Described appointment section is determined according to described initial address, described deviant and described end address.

Method the most according to claim 1, wherein, described requirement is from a software.

Method the most according to claim 1, wherein, described specific instruction comprises an ineffective treatment instruction.

Method the most according to claim 1, wherein, described first field and described second field sequentially follow described Operational order, and described second field points to a buffer.

Method the most according to claim 1, wherein, the described step according to requirement execution one specific instruction includes decoding Described requirement is to produce described specific instruction.

Method the most according to claim 1, wherein, described deviant is the quantity of the cache column of skew.

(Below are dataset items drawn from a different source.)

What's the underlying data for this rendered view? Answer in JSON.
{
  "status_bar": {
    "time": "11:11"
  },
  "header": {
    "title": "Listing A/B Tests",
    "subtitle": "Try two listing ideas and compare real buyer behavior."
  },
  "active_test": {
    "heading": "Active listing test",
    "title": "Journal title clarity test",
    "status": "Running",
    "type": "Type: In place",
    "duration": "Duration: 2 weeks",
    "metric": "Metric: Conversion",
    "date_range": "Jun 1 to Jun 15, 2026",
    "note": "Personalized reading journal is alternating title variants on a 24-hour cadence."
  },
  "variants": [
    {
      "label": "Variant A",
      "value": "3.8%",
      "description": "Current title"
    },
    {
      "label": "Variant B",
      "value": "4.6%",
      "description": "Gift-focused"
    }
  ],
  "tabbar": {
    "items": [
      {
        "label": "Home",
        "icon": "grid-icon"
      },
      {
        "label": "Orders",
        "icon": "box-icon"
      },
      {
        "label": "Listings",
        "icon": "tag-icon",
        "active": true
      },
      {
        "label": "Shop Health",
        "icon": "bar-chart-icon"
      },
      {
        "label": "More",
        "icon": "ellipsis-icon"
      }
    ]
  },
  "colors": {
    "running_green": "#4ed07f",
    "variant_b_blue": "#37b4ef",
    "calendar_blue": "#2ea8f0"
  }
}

8. a processor, including:

One cache systems, including a cache memory and a director cache, wherein, described cache Memorizer includes that multiple cache column, each cache column include multiple section；And

One processor core, requires to produce a specific instruction according to one, and described specific instruction comprises an operational order, one first hurdle Position and one second field, described operational order includes writing back instruction, and described processor core according to described first field with And described second field obtains a deviant and an initial address；

Wherein, described processor core sends described initial address and described deviant to described director cache, Described director cache is according to described initial address and deviant, and in this cache memory, selected one specifies district Section, and, described director cache writes back instruction will be stored in specifying the data in section to be written back to this in response to described Cache memory.

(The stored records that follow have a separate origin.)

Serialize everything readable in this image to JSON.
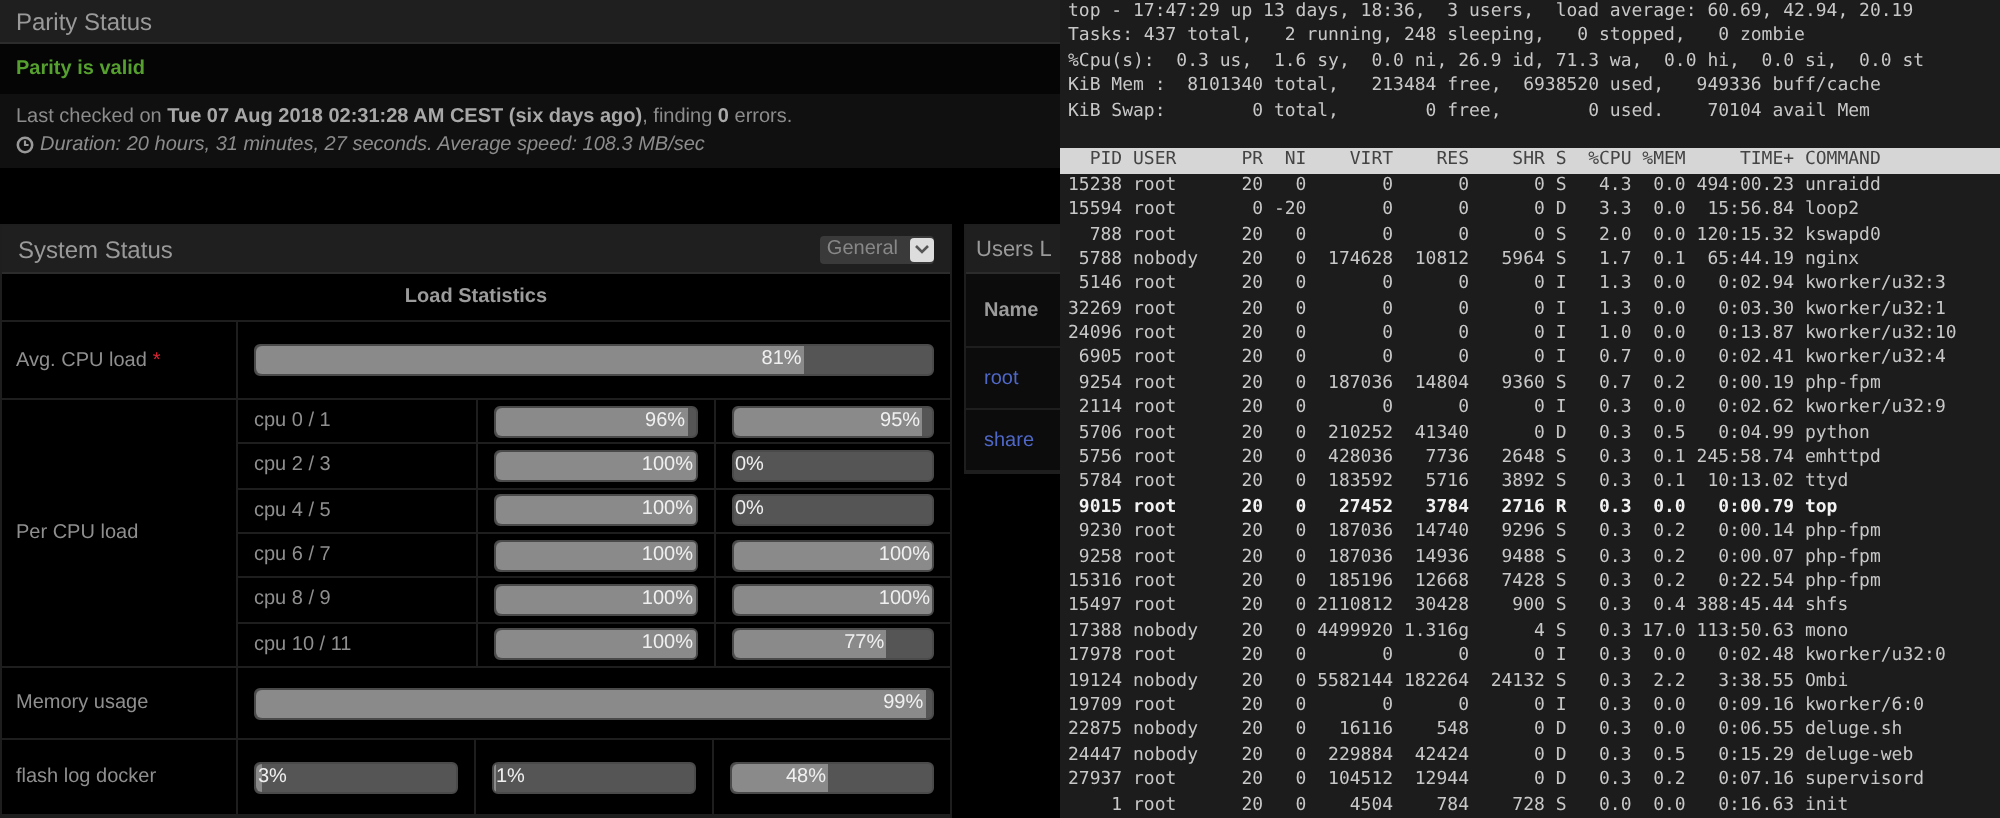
{
  "parity": {
    "title": "Parity Status",
    "status": "Parity is valid",
    "last_checked": "Last checked on **Tue 07 Aug 2018 02:31:28 AM CEST (six days ago)**, finding **0** errors.",
    "duration": "Duration: 20 hours, 31 minutes, 27 seconds. Average speed: 108.3 MB/sec"
  },
  "system_status": {
    "title": "System Status",
    "view_select": "General",
    "table_title": "Load Statistics",
    "avg_cpu": {
      "label": "Avg. CPU load",
      "required_mark": "*",
      "bar": {
        "level": 0.81,
        "reading": "81%"
      }
    },
    "per_cpu": {
      "label": "Per CPU load",
      "rows": [
        {
          "label": "cpu 0 / 1",
          "bars": [
            {
              "level": 0.96,
              "reading": "96%"
            },
            {
              "level": 0.95,
              "reading": "95%"
            }
          ]
        },
        {
          "label": "cpu 2 / 3",
          "bars": [
            {
              "level": 1,
              "reading": "100%"
            },
            {
              "reading": "0%"
            }
          ]
        },
        {
          "label": "cpu 4 / 5",
          "bars": [
            {
              "level": 1,
              "reading": "100%"
            },
            {
              "reading": "0%"
            }
          ]
        },
        {
          "label": "cpu 6 / 7",
          "bars": [
            {
              "level": 1,
              "reading": "100%"
            },
            {
              "level": 1,
              "reading": "100%"
            }
          ]
        },
        {
          "label": "cpu 8 / 9",
          "bars": [
            {
              "level": 1,
              "reading": "100%"
            },
            {
              "level": 1,
              "reading": "100%"
            }
          ]
        },
        {
          "label": "cpu 10 / 11",
          "bars": [
            {
              "level": 1,
              "reading": "100%"
            },
            {
              "level": 0.77,
              "reading": "77%"
            }
          ]
        }
      ]
    },
    "memory": {
      "label": "Memory usage",
      "bar": {
        "level": 0.99,
        "reading": "99%"
      }
    },
    "flash": {
      "label": "flash log docker",
      "bars": [
        {
          "level": 0.03,
          "reading": "3%"
        },
        {
          "level": 0.01,
          "reading": "1%"
        },
        {
          "level": 0.48,
          "reading": "48%"
        }
      ]
    }
  },
  "users": {
    "title": "Users L",
    "column": "Name",
    "rows": [
      "root",
      "share"
    ]
  },
  "terminal": {
    "summary": [
      "top - 17:47:29 up 13 days, 18:36,  3 users,  load average: 60.69, 42.94, 20.19",
      "Tasks: 437 total,   2 running, 248 sleeping,   0 stopped,   0 zombie",
      "%Cpu(s):  0.3 us,  1.6 sy,  0.0 ni, 26.9 id, 71.3 wa,  0.0 hi,  0.0 si,  0.0 st",
      "KiB Mem :  8101340 total,   213484 free,  6938520 used,   949336 buff/cache",
      "KiB Swap:        0 total,        0 free,        0 used.    70104 avail Mem"
    ],
    "columns": [
      "PID",
      "USER",
      "PR",
      "NI",
      "VIRT",
      "RES",
      "SHR",
      "S",
      "%CPU",
      "%MEM",
      "TIME+",
      "COMMAND"
    ],
    "processes": [
      {
        "cells": [
          "15238",
          "root",
          "20",
          "0",
          "0",
          "0",
          "0",
          "S",
          "4.3",
          "0.0",
          "494:00.23",
          "unraidd"
        ],
        "highlighted": false
      },
      {
        "cells": [
          "15594",
          "root",
          "0",
          "-20",
          "0",
          "0",
          "0",
          "D",
          "3.3",
          "0.0",
          "15:56.84",
          "loop2"
        ],
        "highlighted": false
      },
      {
        "cells": [
          "788",
          "root",
          "20",
          "0",
          "0",
          "0",
          "0",
          "S",
          "2.0",
          "0.0",
          "120:15.32",
          "kswapd0"
        ],
        "highlighted": false
      },
      {
        "cells": [
          "5788",
          "nobody",
          "20",
          "0",
          "174628",
          "10812",
          "5964",
          "S",
          "1.7",
          "0.1",
          "65:44.19",
          "nginx"
        ],
        "highlighted": false
      },
      {
        "cells": [
          "5146",
          "root",
          "20",
          "0",
          "0",
          "0",
          "0",
          "I",
          "1.3",
          "0.0",
          "0:02.94",
          "kworker/u32:3"
        ],
        "highlighted": false
      },
      {
        "cells": [
          "32269",
          "root",
          "20",
          "0",
          "0",
          "0",
          "0",
          "I",
          "1.3",
          "0.0",
          "0:03.30",
          "kworker/u32:1"
        ],
        "highlighted": false
      },
      {
        "cells": [
          "24096",
          "root",
          "20",
          "0",
          "0",
          "0",
          "0",
          "I",
          "1.0",
          "0.0",
          "0:13.87",
          "kworker/u32:10"
        ],
        "highlighted": false
      },
      {
        "cells": [
          "6905",
          "root",
          "20",
          "0",
          "0",
          "0",
          "0",
          "I",
          "0.7",
          "0.0",
          "0:02.41",
          "kworker/u32:4"
        ],
        "highlighted": false
      },
      {
        "cells": [
          "9254",
          "root",
          "20",
          "0",
          "187036",
          "14804",
          "9360",
          "S",
          "0.7",
          "0.2",
          "0:00.19",
          "php-fpm"
        ],
        "highlighted": false
      },
      {
        "cells": [
          "2114",
          "root",
          "20",
          "0",
          "0",
          "0",
          "0",
          "I",
          "0.3",
          "0.0",
          "0:02.62",
          "kworker/u32:9"
        ],
        "highlighted": false
      },
      {
        "cells": [
          "5706",
          "root",
          "20",
          "0",
          "210252",
          "41340",
          "0",
          "D",
          "0.3",
          "0.5",
          "0:04.99",
          "python"
        ],
        "highlighted": false
      },
      {
        "cells": [
          "5756",
          "root",
          "20",
          "0",
          "428036",
          "7736",
          "2648",
          "S",
          "0.3",
          "0.1",
          "245:58.74",
          "emhttpd"
        ],
        "highlighted": false
      },
      {
        "cells": [
          "5784",
          "root",
          "20",
          "0",
          "183592",
          "5716",
          "3892",
          "S",
          "0.3",
          "0.1",
          "10:13.02",
          "ttyd"
        ],
        "highlighted": false
      },
      {
        "cells": [
          "9015",
          "root",
          "20",
          "0",
          "27452",
          "3784",
          "2716",
          "R",
          "0.3",
          "0.0",
          "0:00.79",
          "top"
        ],
        "highlighted": true
      },
      {
        "cells": [
          "9230",
          "root",
          "20",
          "0",
          "187036",
          "14740",
          "9296",
          "S",
          "0.3",
          "0.2",
          "0:00.14",
          "php-fpm"
        ],
        "highlighted": false
      },
      {
        "cells": [
          "9258",
          "root",
          "20",
          "0",
          "187036",
          "14936",
          "9488",
          "S",
          "0.3",
          "0.2",
          "0:00.07",
          "php-fpm"
        ],
        "highlighted": false
      },
      {
        "cells": [
          "15316",
          "root",
          "20",
          "0",
          "185196",
          "12668",
          "7428",
          "S",
          "0.3",
          "0.2",
          "0:22.54",
          "php-fpm"
        ],
        "highlighted": false
      },
      {
        "cells": [
          "15497",
          "root",
          "20",
          "0",
          "2110812",
          "30428",
          "900",
          "S",
          "0.3",
          "0.4",
          "388:45.44",
          "shfs"
        ],
        "highlighted": false
      },
      {
        "cells": [
          "17388",
          "nobody",
          "20",
          "0",
          "4499920",
          "1.316g",
          "4",
          "S",
          "0.3",
          "17.0",
          "113:50.63",
          "mono"
        ],
        "highlighted": false
      },
      {
        "cells": [
          "17978",
          "root",
          "20",
          "0",
          "0",
          "0",
          "0",
          "I",
          "0.3",
          "0.0",
          "0:02.48",
          "kworker/u32:0"
        ],
        "highlighted": false
      },
      {
        "cells": [
          "19124",
          "nobody",
          "20",
          "0",
          "5582144",
          "182264",
          "24132",
          "S",
          "0.3",
          "2.2",
          "3:38.55",
          "Ombi"
        ],
        "highlighted": false
      },
      {
        "cells": [
          "19709",
          "root",
          "20",
          "0",
          "0",
          "0",
          "0",
          "I",
          "0.3",
          "0.0",
          "0:09.16",
          "kworker/6:0"
        ],
        "highlighted": false
      },
      {
        "cells": [
          "22875",
          "nobody",
          "20",
          "0",
          "16116",
          "548",
          "0",
          "D",
          "0.3",
          "0.0",
          "0:06.55",
          "deluge.sh"
        ],
        "highlighted": false
      },
      {
        "cells": [
          "24447",
          "nobody",
          "20",
          "0",
          "229884",
          "42424",
          "0",
          "D",
          "0.3",
          "0.5",
          "0:15.29",
          "deluge-web"
        ],
        "highlighted": false
      },
      {
        "cells": [
          "27937",
          "root",
          "20",
          "0",
          "104512",
          "12944",
          "0",
          "D",
          "0.3",
          "0.2",
          "0:07.16",
          "supervisord"
        ],
        "highlighted": false
      },
      {
        "cells": [
          "1",
          "root",
          "20",
          "0",
          "4504",
          "784",
          "728",
          "S",
          "0.0",
          "0.0",
          "0:16.63",
          "init"
        ],
        "highlighted": false
      }
    ]
  }
}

Processor the most according to claim 8, wherein, described processor core is always according to described deviant and described Beginning address arithmetic produces an end address, and described initial address, described deviant and described end address are supplied to institute State director cache.

Processor the most according to claim 8, wherein, described director cache according to described initial address and Described deviant computing produces an end address, to determine described appointment section.

11. processors according to claim 8, wherein, described requirement is from a software.

12. processors according to claim 8, wherein, described specific instruction comprises an ineffective treatment instruction.

13. processors according to claim 8, also include multiple buffer, wherein said first field and described Two fields sequentially follow described operational order, and described second field point to the plurality of buffer one of them.

14. processors according to claim 8, wherein, described deviant is the quantity of the cache column of skew.